Baby Ray Ray
Pat Allen dug his cleats into the batter’s box, twisting them into the dirt like desperate roots in dry soil. The pitcher, a hulking figure from Toyama with a fastball that seemed to blur the edges of the world, stared him down. The count was 0-2. The crowd hummed like cicadas in the summer heat, waiting for the rookie to fail.
Pat squared his stance, gripping the bat as though it were the only steady thing in his life. His mind whispered like a voice carried on the wind. “You don’t strike out. You don’t ever strike out.” This wasn’t pride talking. It was fact. In the 10 games since his debut with the Niihama-shi Ghosts, Pat Allen had struck out only twice. He wasn’t fast, he wasn’t strong, but he could put bat to ball with a consistency that bordered on compulsive. “You’re a machine. Machines don’t miss.”
The pitcher wound up. Pat saw the ball leave his hand, a white streak slicing through the air. His father’s voice rang in his head, booming and sharp, like it always has: “Do it again, Pat. Again and again and again. Most athletes learn how to succeed and think they’re done. Not us. We keep going until we forget how to fail.”
Pat swung, a smooth arc honed over a childhood’s worth of repetitions. The bat connected, a soft liner slicing toward shallow right field. The ball stopped abruptly in the second baseman’s glove. Pat jogged to the dugout, his expression blank, but inside he was chewing on the result like a piece of gristle. “Contact,” he thought bitterly. “King contact. The hell’s it worth if it doesn’t find grass?”
Pat sat alone on the bench, watching his teammates. His mind wandered, as it often did during these quiet moments, to his father. Ray Allen had been a man obsessed with perfection. Every morning of Pat’s childhood began with the sound of a basketball bouncing on the driveway. Not one bounce, not two, but hundreds. Thousands. It was a rhythm, a pulse that ran through their house like a heartbeat. “Repetition makes the man,” Ray would say, handing Pat a bat when he was six years old. It wasn’t a suggestion; it was a commandment.
Pat loved baseball as a fish loves water: organically, instinctively, wholly. But under Ray’s watch, that love hardened into something else. The cage became… a crucible. Hours blurred into days, weeks into birthdays, swinging at pitches until his hands bled and his shoulders ached. His father never let him stop. “You chose this,” Ray would say. “Now make it count.” The memory lingered like the ache in his hands, long after the skin had healed. The piece that haunted him wasn’t the blood – it was the memory, absent and alien, of choice.

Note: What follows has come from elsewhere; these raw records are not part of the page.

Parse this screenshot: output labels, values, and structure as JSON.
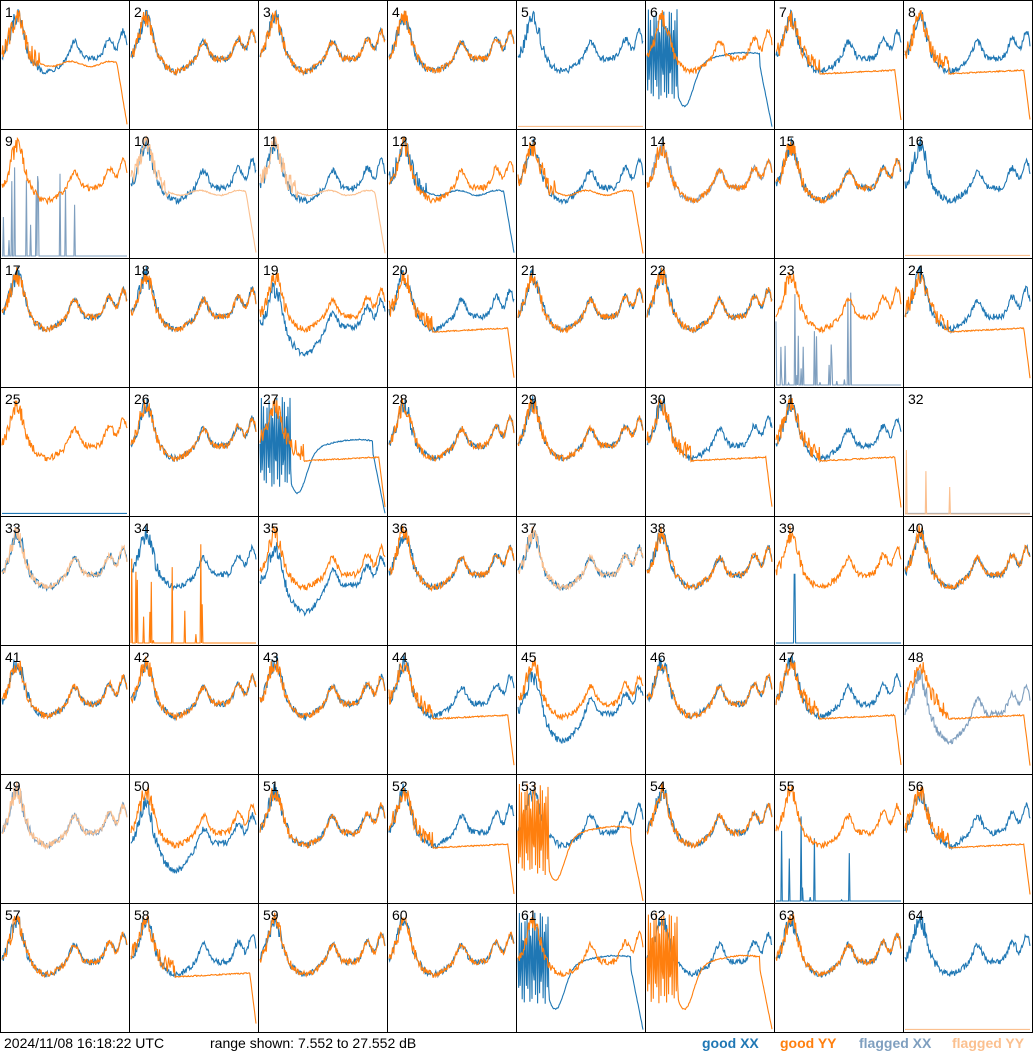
{
  "timestamp": "2024/11/08 16:18:22 UTC",
  "range_text": "range shown: 7.552 to 27.552 dB",
  "legend": {
    "good_xx": "good XX",
    "good_yy": "good YY",
    "flagged_xx": "flagged XX",
    "flagged_yy": "flagged YY"
  },
  "colors": {
    "good_xx": "#1f77b4",
    "good_yy": "#ff7f0e",
    "flagged_xx": "#7f9fbf",
    "flagged_yy": "#fbc08f"
  },
  "chart_data": {
    "type": "line",
    "title": "",
    "ylim_db": [
      7.552,
      27.552
    ],
    "grid": "8x8 small multiples, one panel per antenna input",
    "panels": [
      {
        "id": "1",
        "xx": "good",
        "yy": "good",
        "xx_shape": "normal",
        "yy_shape": "rolloff"
      },
      {
        "id": "2",
        "xx": "good",
        "yy": "good",
        "xx_shape": "normal",
        "yy_shape": "normal"
      },
      {
        "id": "3",
        "xx": "good",
        "yy": "good",
        "xx_shape": "normal",
        "yy_shape": "normal"
      },
      {
        "id": "4",
        "xx": "good",
        "yy": "good",
        "xx_shape": "normal",
        "yy_shape": "normal"
      },
      {
        "id": "5",
        "xx": "good",
        "yy": "flagged",
        "xx_shape": "normal",
        "yy_shape": "dead"
      },
      {
        "id": "6",
        "xx": "good",
        "yy": "good",
        "xx_shape": "oscillating",
        "yy_shape": "normal"
      },
      {
        "id": "7",
        "xx": "good",
        "yy": "good",
        "xx_shape": "normal",
        "yy_shape": "plateau"
      },
      {
        "id": "8",
        "xx": "good",
        "yy": "good",
        "xx_shape": "normal",
        "yy_shape": "plateau"
      },
      {
        "id": "9",
        "xx": "flagged",
        "yy": "good",
        "xx_shape": "spiky",
        "yy_shape": "normal"
      },
      {
        "id": "10",
        "xx": "good",
        "yy": "flagged",
        "xx_shape": "normal",
        "yy_shape": "rolloff"
      },
      {
        "id": "11",
        "xx": "good",
        "yy": "flagged",
        "xx_shape": "normal",
        "yy_shape": "rolloff"
      },
      {
        "id": "12",
        "xx": "good",
        "yy": "good",
        "xx_shape": "rolloff",
        "yy_shape": "normal"
      },
      {
        "id": "13",
        "xx": "good",
        "yy": "good",
        "xx_shape": "normal",
        "yy_shape": "rolloff"
      },
      {
        "id": "14",
        "xx": "flagged",
        "yy": "good",
        "xx_shape": "normal",
        "yy_shape": "normal"
      },
      {
        "id": "15",
        "xx": "good",
        "yy": "good",
        "xx_shape": "normal",
        "yy_shape": "normal"
      },
      {
        "id": "16",
        "xx": "good",
        "yy": "flagged",
        "xx_shape": "normal",
        "yy_shape": "dead"
      },
      {
        "id": "17",
        "xx": "good",
        "yy": "good",
        "xx_shape": "normal",
        "yy_shape": "normal"
      },
      {
        "id": "18",
        "xx": "good",
        "yy": "good",
        "xx_shape": "normal",
        "yy_shape": "normal"
      },
      {
        "id": "19",
        "xx": "good",
        "yy": "good",
        "xx_shape": "low",
        "yy_shape": "normal"
      },
      {
        "id": "20",
        "xx": "good",
        "yy": "good",
        "xx_shape": "normal",
        "yy_shape": "plateau"
      },
      {
        "id": "21",
        "xx": "good",
        "yy": "good",
        "xx_shape": "normal",
        "yy_shape": "normal"
      },
      {
        "id": "22",
        "xx": "good",
        "yy": "good",
        "xx_shape": "normal",
        "yy_shape": "normal"
      },
      {
        "id": "23",
        "xx": "flagged",
        "yy": "good",
        "xx_shape": "spiky",
        "yy_shape": "normal"
      },
      {
        "id": "24",
        "xx": "good",
        "yy": "good",
        "xx_shape": "normal",
        "yy_shape": "plateau"
      },
      {
        "id": "25",
        "xx": "good",
        "yy": "good",
        "xx_shape": "dead",
        "yy_shape": "normal"
      },
      {
        "id": "26",
        "xx": "good",
        "yy": "good",
        "xx_shape": "normal",
        "yy_shape": "normal"
      },
      {
        "id": "27",
        "xx": "good",
        "yy": "good",
        "xx_shape": "oscillating",
        "yy_shape": "plateau"
      },
      {
        "id": "28",
        "xx": "good",
        "yy": "good",
        "xx_shape": "normal",
        "yy_shape": "normal"
      },
      {
        "id": "29",
        "xx": "good",
        "yy": "good",
        "xx_shape": "normal",
        "yy_shape": "normal"
      },
      {
        "id": "30",
        "xx": "good",
        "yy": "good",
        "xx_shape": "normal",
        "yy_shape": "plateau"
      },
      {
        "id": "31",
        "xx": "good",
        "yy": "good",
        "xx_shape": "normal",
        "yy_shape": "plateau"
      },
      {
        "id": "32",
        "xx": "flagged",
        "yy": "flagged",
        "xx_shape": "dead",
        "yy_shape": "spiky"
      },
      {
        "id": "33",
        "xx": "good",
        "yy": "flagged",
        "xx_shape": "normal",
        "yy_shape": "normal"
      },
      {
        "id": "34",
        "xx": "good",
        "yy": "good",
        "xx_shape": "normal",
        "yy_shape": "spiky"
      },
      {
        "id": "35",
        "xx": "good",
        "yy": "good",
        "xx_shape": "low",
        "yy_shape": "normal"
      },
      {
        "id": "36",
        "xx": "good",
        "yy": "good",
        "xx_shape": "normal",
        "yy_shape": "normal"
      },
      {
        "id": "37",
        "xx": "good",
        "yy": "flagged",
        "xx_shape": "normal",
        "yy_shape": "normal"
      },
      {
        "id": "38",
        "xx": "good",
        "yy": "good",
        "xx_shape": "normal",
        "yy_shape": "normal"
      },
      {
        "id": "39",
        "xx": "good",
        "yy": "good",
        "xx_shape": "spike",
        "yy_shape": "normal"
      },
      {
        "id": "40",
        "xx": "good",
        "yy": "good",
        "xx_shape": "normal",
        "yy_shape": "normal"
      },
      {
        "id": "41",
        "xx": "good",
        "yy": "good",
        "xx_shape": "normal",
        "yy_shape": "normal"
      },
      {
        "id": "42",
        "xx": "good",
        "yy": "good",
        "xx_shape": "normal",
        "yy_shape": "normal"
      },
      {
        "id": "43",
        "xx": "good",
        "yy": "good",
        "xx_shape": "normal",
        "yy_shape": "normal"
      },
      {
        "id": "44",
        "xx": "good",
        "yy": "good",
        "xx_shape": "normal",
        "yy_shape": "plateau"
      },
      {
        "id": "45",
        "xx": "good",
        "yy": "good",
        "xx_shape": "low",
        "yy_shape": "normal"
      },
      {
        "id": "46",
        "xx": "good",
        "yy": "good",
        "xx_shape": "normal",
        "yy_shape": "normal"
      },
      {
        "id": "47",
        "xx": "good",
        "yy": "good",
        "xx_shape": "normal",
        "yy_shape": "plateau"
      },
      {
        "id": "48",
        "xx": "flagged",
        "yy": "good",
        "xx_shape": "low",
        "yy_shape": "plateau"
      },
      {
        "id": "49",
        "xx": "flagged",
        "yy": "flagged",
        "xx_shape": "normal",
        "yy_shape": "normal"
      },
      {
        "id": "50",
        "xx": "good",
        "yy": "good",
        "xx_shape": "low",
        "yy_shape": "normal"
      },
      {
        "id": "51",
        "xx": "good",
        "yy": "good",
        "xx_shape": "normal",
        "yy_shape": "normal"
      },
      {
        "id": "52",
        "xx": "good",
        "yy": "good",
        "xx_shape": "normal",
        "yy_shape": "plateau"
      },
      {
        "id": "53",
        "xx": "good",
        "yy": "good",
        "xx_shape": "normal",
        "yy_shape": "oscillating"
      },
      {
        "id": "54",
        "xx": "good",
        "yy": "good",
        "xx_shape": "normal",
        "yy_shape": "normal"
      },
      {
        "id": "55",
        "xx": "good",
        "yy": "good",
        "xx_shape": "spiky",
        "yy_shape": "normal"
      },
      {
        "id": "56",
        "xx": "good",
        "yy": "good",
        "xx_shape": "normal",
        "yy_shape": "plateau"
      },
      {
        "id": "57",
        "xx": "good",
        "yy": "good",
        "xx_shape": "normal",
        "yy_shape": "normal"
      },
      {
        "id": "58",
        "xx": "good",
        "yy": "good",
        "xx_shape": "normal",
        "yy_shape": "plateau"
      },
      {
        "id": "59",
        "xx": "good",
        "yy": "good",
        "xx_shape": "normal",
        "yy_shape": "normal"
      },
      {
        "id": "60",
        "xx": "good",
        "yy": "good",
        "xx_shape": "normal",
        "yy_shape": "normal"
      },
      {
        "id": "61",
        "xx": "good",
        "yy": "good",
        "xx_shape": "oscillating",
        "yy_shape": "normal"
      },
      {
        "id": "62",
        "xx": "good",
        "yy": "good",
        "xx_shape": "normal",
        "yy_shape": "oscillating"
      },
      {
        "id": "63",
        "xx": "good",
        "yy": "good",
        "xx_shape": "normal",
        "yy_shape": "normal"
      },
      {
        "id": "64",
        "xx": "good",
        "yy": "flagged",
        "xx_shape": "normal",
        "yy_shape": "dead"
      }
    ]
  }
}
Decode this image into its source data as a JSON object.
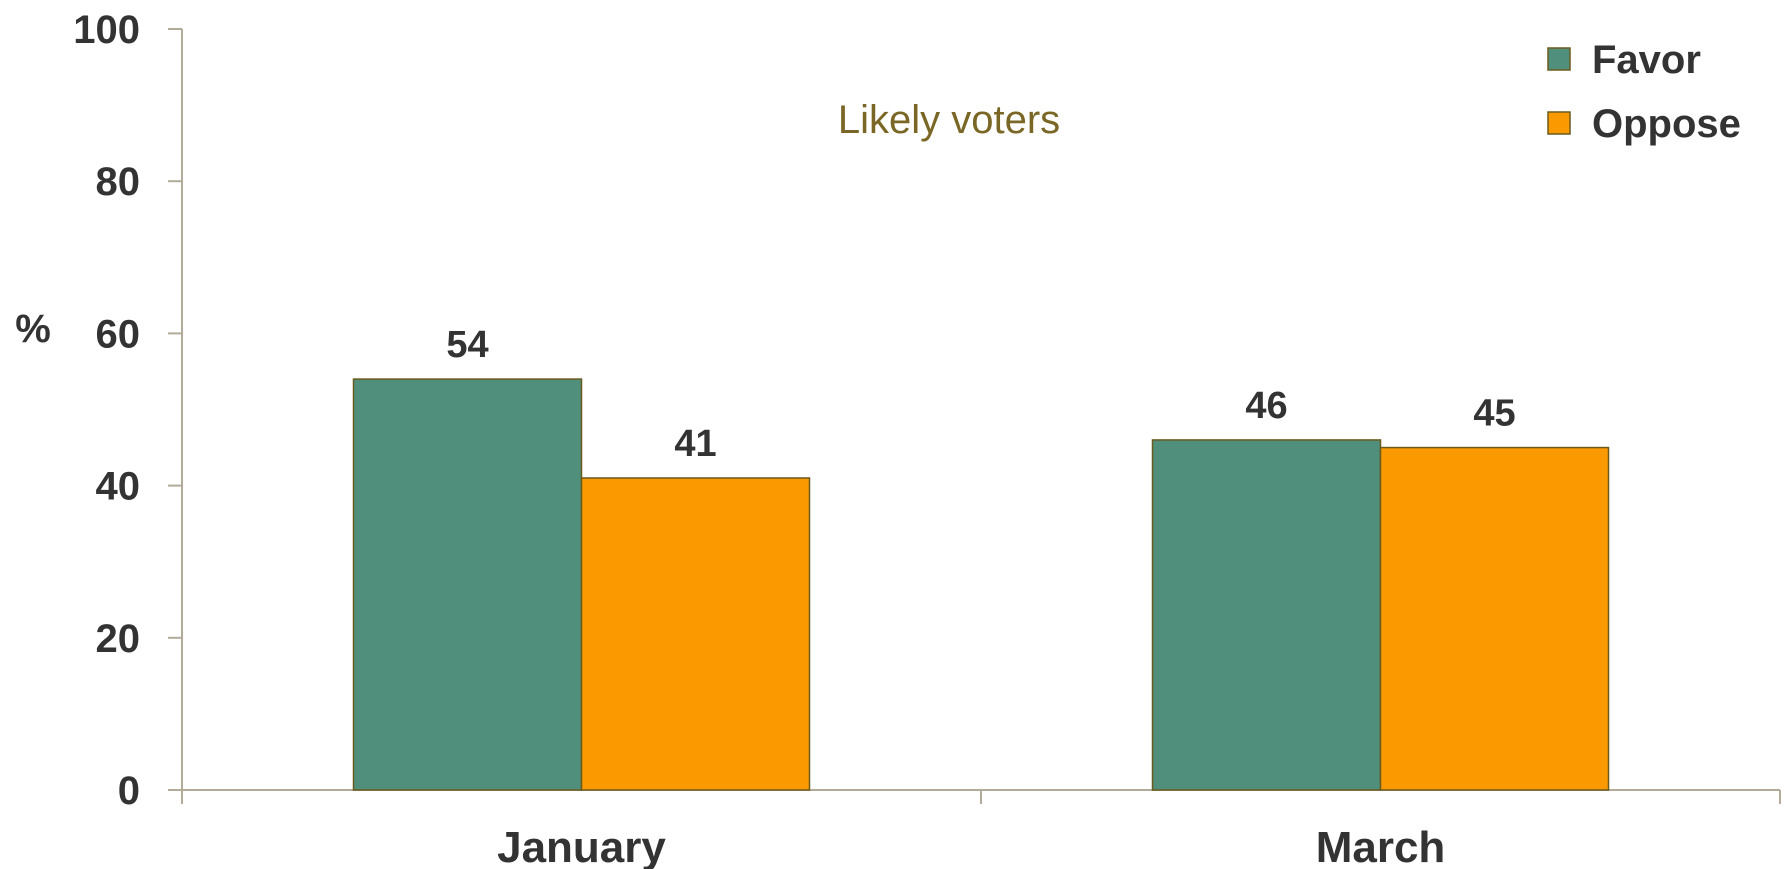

Later that night, Pat stood at the plate in the bottom of the ninth. The Ghosts were down by one, runners on second and third, two outs. The pitcher was a veteran, clever and cruel, who thrived on young players’ nerves. Pat tapped the bat against his cleats. His mind buzzed. “Don’t think. Just hit.” The first pitch came—a curve just off the edge of the plate. Pat watched it spin into the catcher’s mitt. The umpire called it a strike. “That’s fine. You’re fine. You don’t strike out.” The next pitch was a high fastball. Pat swung and fouled it straight back. “0-2 again. Perfect. Your favorite spot.”
The crowd roared, a low hum of noise. Pat stepped out of the box and tightened his gloves. His chest felt heavy, his breaths shallow. He thought of his father, somewhere across the ocean in Texas, watching this moment on a glowing screen. Ray would be leaning forward, hands clasped, his jaw tight. “Are you happy, Dad?” The thought blazed across Allen’s cortex like a shooting star before he fouled it off into the stands.
The pitcher set, and time slowed. The ball hurtled toward the plate, a blur of red and white. Pat swung, feeling pain in his hands as the bat met the ball. It shot toward the right-field line, a lazy, looping arc. The crowd held its breath. The right fielder sprinted, diving at the last second. The ball landed just inside the line and rolled to the wall. The tying run scored. The winning run rounded third.
Pat stood at second base, breathing hard. His teammates roared from the dugout, spilling onto the field as the runner slid home. The crowd roared like a distant volcano, the eruption a lingering curiosity that Pat watched from afar. Before the moment passed entirely, though, Pat deigned to allow himself a small, quiet smile.
In the locker room, a reporter asked him how it felt to deliver the game-winning hit. Pat shrugged. “I put the bat on the ball.”
Later, as the team bus hummed through the neon streets of Niihama, Pat stared out the window. His phone buzzed. It was a message from his father. “Nice hit. Keep it up.” Pat stared through the text before returning the phone to his pocket and resuming his glassy observation of the world outside his window. The city lights flickered on his face as the bus carried him forward.